Artigos de Braulio Tavares em sua coluna diária no "Jornal da Paraíba" (Campina Grande-PB), desde o 0001 (23 de março de 2003) até o 4098 (10 de abril de 2016). Do 4099 em diante, os textos estão sendo publicados apenas neste blog, devido ao fim da publicação do jornal impresso.
sábado, 29 de março de 2008
0326) Profissionalismo (6.4.2004)
(A escola no ano 2000 - gravura francesa)
Antigamente as pessoas aprendiam a fazer fazendo. Entrava-se numa profissão porque o pai e o avô já faziam aquilo, de modo que o futuro fazedor daquilo crescia num ambiente saturado de informação, motivação, vivência. Outras vezes, descobria-se precocemente num garoto um certo talento para alguma coisa (tocador de alaúde, ferreiro, domador de cavalos), e o garoto promissor era encaminhado a um Mestre no ofício, que tornava-se uma espécie de segundo pai e ensinador de tudo. Ou então o sujeito era forçado a trabalhar para manter a família, e não escolhia vocação: pegava o que aparecia, e aprendia o ofício na dura lei do dia-a-dia, da tentativa-e-erro.
Isso, no entanto, era em 1900-e-cocada. Hoje em dia, inventou-se uma palavra mágica: o Curso. Tem curso para tudo no mundo, a maioria deles nas universidades particulares, que brotam no solo brasileiro mais rapidamente do que as favelas. Não nego que a idéia por trás dos cursos universitários seja uma boa idéia. De boas idéias está cheio o mundo e a escalação da Seleção. Resta ver o que acontece na prática. Em teoria, o candidato a aprendiz iria passar 4 ou 5 anos de sua vida estudando, de forma concentrada e intensiva, tudo que dissesse respeito à sua futura profissão. Uma lavagem cerebral do-Bem. Quando saísse dali, estaria pronto para arregaçar as mangas e atender a clientela. Mas deve ter um bug qualquer no meio do processo, porque o Brasil está cheio de administradores que não sabem administrar, advogados que não advogam, filósofos que jamais filosofarão. Pode ser um problema de mercado de trabalho; mas pode ser o fato de que em algum trecho do processo a intenção se perdeu, e o cara não passa de um leigo com diploma.

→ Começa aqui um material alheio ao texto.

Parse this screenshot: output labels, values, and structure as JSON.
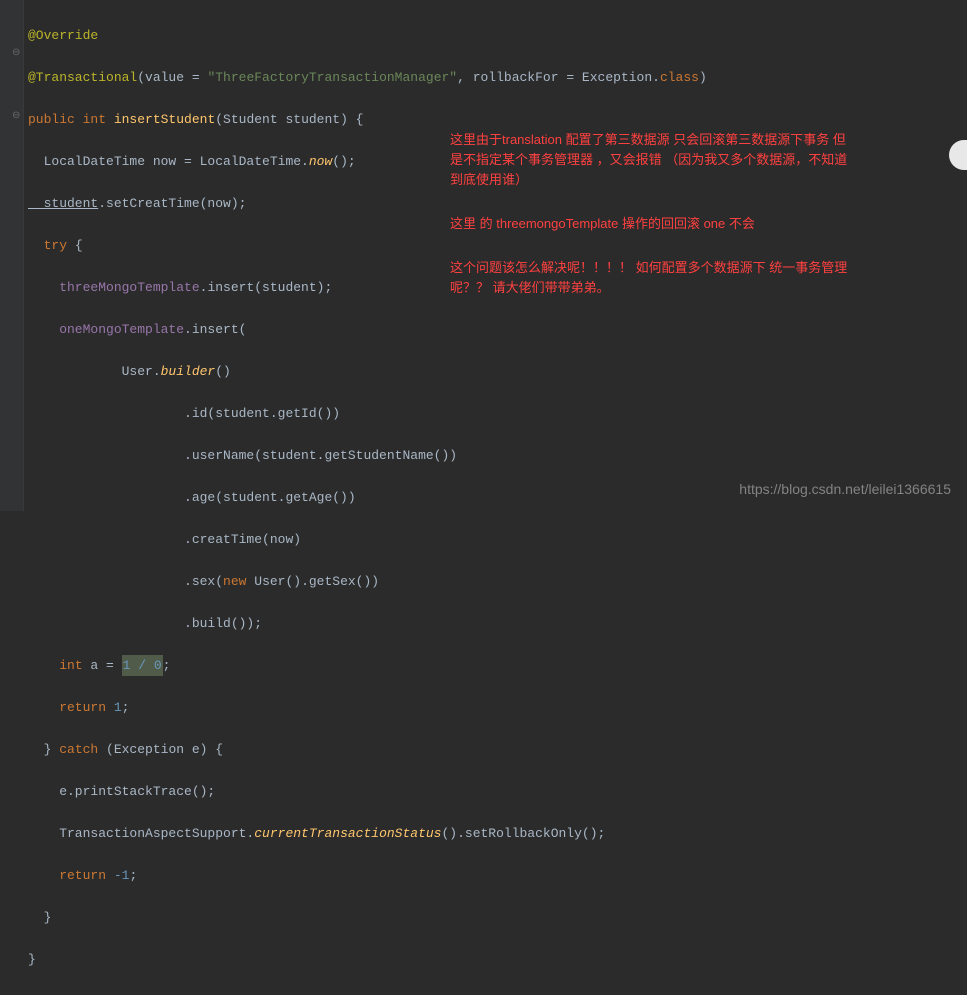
{
  "code": {
    "l1_anno": "@Override",
    "l2_anno": "@Transactional",
    "l2_paren_open": "(",
    "l2_value_key": "value",
    "l2_eq": " = ",
    "l2_str": "\"ThreeFactoryTransactionManager\"",
    "l2_comma": ", ",
    "l2_rollback": "rollbackFor",
    "l2_eq2": " = Exception.",
    "l2_class": "class",
    "l2_end": ")",
    "l3_public": "public int ",
    "l3_method": "insertStudent",
    "l3_params": "(Student student) {",
    "l4": "  LocalDateTime now = LocalDateTime.",
    "l4_now": "now",
    "l4_end": "();",
    "l5_student": "  student",
    "l5_rest": ".setCreatTime(now);",
    "l6_try": "  try ",
    "l6_brace": "{",
    "l7_field": "    threeMongoTemplate",
    "l7_rest": ".insert(student);",
    "l8_field": "    oneMongoTemplate",
    "l8_rest": ".insert(",
    "l9": "            User.",
    "l9_builder": "builder",
    "l9_end": "()",
    "l10": "                    .id(student.getId())",
    "l11": "                    .userName(student.getStudentName())",
    "l12": "                    .age(student.getAge())",
    "l13": "                    .creatTime(now)",
    "l14_pre": "                    .sex(",
    "l14_new": "new ",
    "l14_rest": "User().getSex())",
    "l15": "                    .build());",
    "l16_pre": "    int ",
    "l16_a": "a = ",
    "l16_num": "1 / 0",
    "l16_end": ";",
    "l17_pre": "    return ",
    "l17_num": "1",
    "l17_end": ";",
    "l18_close": "  } ",
    "l18_catch": "catch ",
    "l18_params": "(Exception e) {",
    "l19": "    e.printStackTrace();",
    "l20_pre": "    TransactionAspectSupport.",
    "l20_m1": "currentTransactionStatus",
    "l20_mid": "().setRollbackOnly();",
    "l21_pre": "    return ",
    "l21_num": "-1",
    "l21_end": ";",
    "l22": "  }",
    "l23": "}"
  },
  "annotations": {
    "a1_l1": "这里由于translation 配置了第三数据源 只会回滚第三数据源下事务 但",
    "a1_l2": "是不指定某个事务管理器 ，又会报错  （因为我又多个数据源，不知道",
    "a1_l3": "到底使用谁）",
    "a2": "这里 的 threemongoTemplate 操作的回回滚  one 不会",
    "a3_l1": "这个问题该怎么解决呢！！！！  如何配置多个数据源下 统一事务管理",
    "a3_l2": "呢？？ 请大佬们带带弟弟。"
  },
  "watermark": "https://blog.csdn.net/leilei1366615"
}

Hoje em dia, todo futuro artista diz aos jornais: “Eu pretendo seguir a carreira artística, e já me inscrevi em cursos de Dicção, Empostação da Voz, Interpretação, Canto, Dança e Mímica.” Tem curso para tudo. E o jovem artista acredita, com toda a sinceridade dos verdes anos, que basta fazer um curso para ficar sabendo tudo que os outros sabem. Que me perdoem os jovens, mas eu acho que estão latindo na árvore errada. Eles acham que passar alguns meses ou anos cochilando na última fila de um cursinho é uma maneira prática de adquirir conhecimentos.

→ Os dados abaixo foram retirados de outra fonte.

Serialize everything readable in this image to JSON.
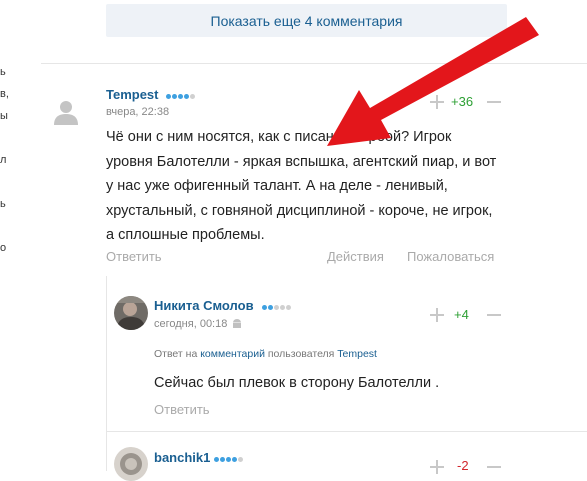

Eu ainda acho que futebol se aprende no campo, jornalismo na redação, música no palco e natação na água. Não sou contra os cursos e as escolas: sou contra a idéia simplória de que quem fêz um curso sabe mais da profissão do que quem não o fêz. Tem meia dúzia de profissões (Medicina, Odontologia, Engenharia, etc.) onde vai ser muito difícil o sujeito ser um autodidata competente, mas estas são as exceções, não a regra. Criou-se no mundo uma idéia de profissionalismo que não passa de um corporativismo disfarçado. O verdadeiro profissionalismo é o que valoriza o exercício competente da profissão, no universo da própria profissão, independentemente de como a profissão foi aprendida.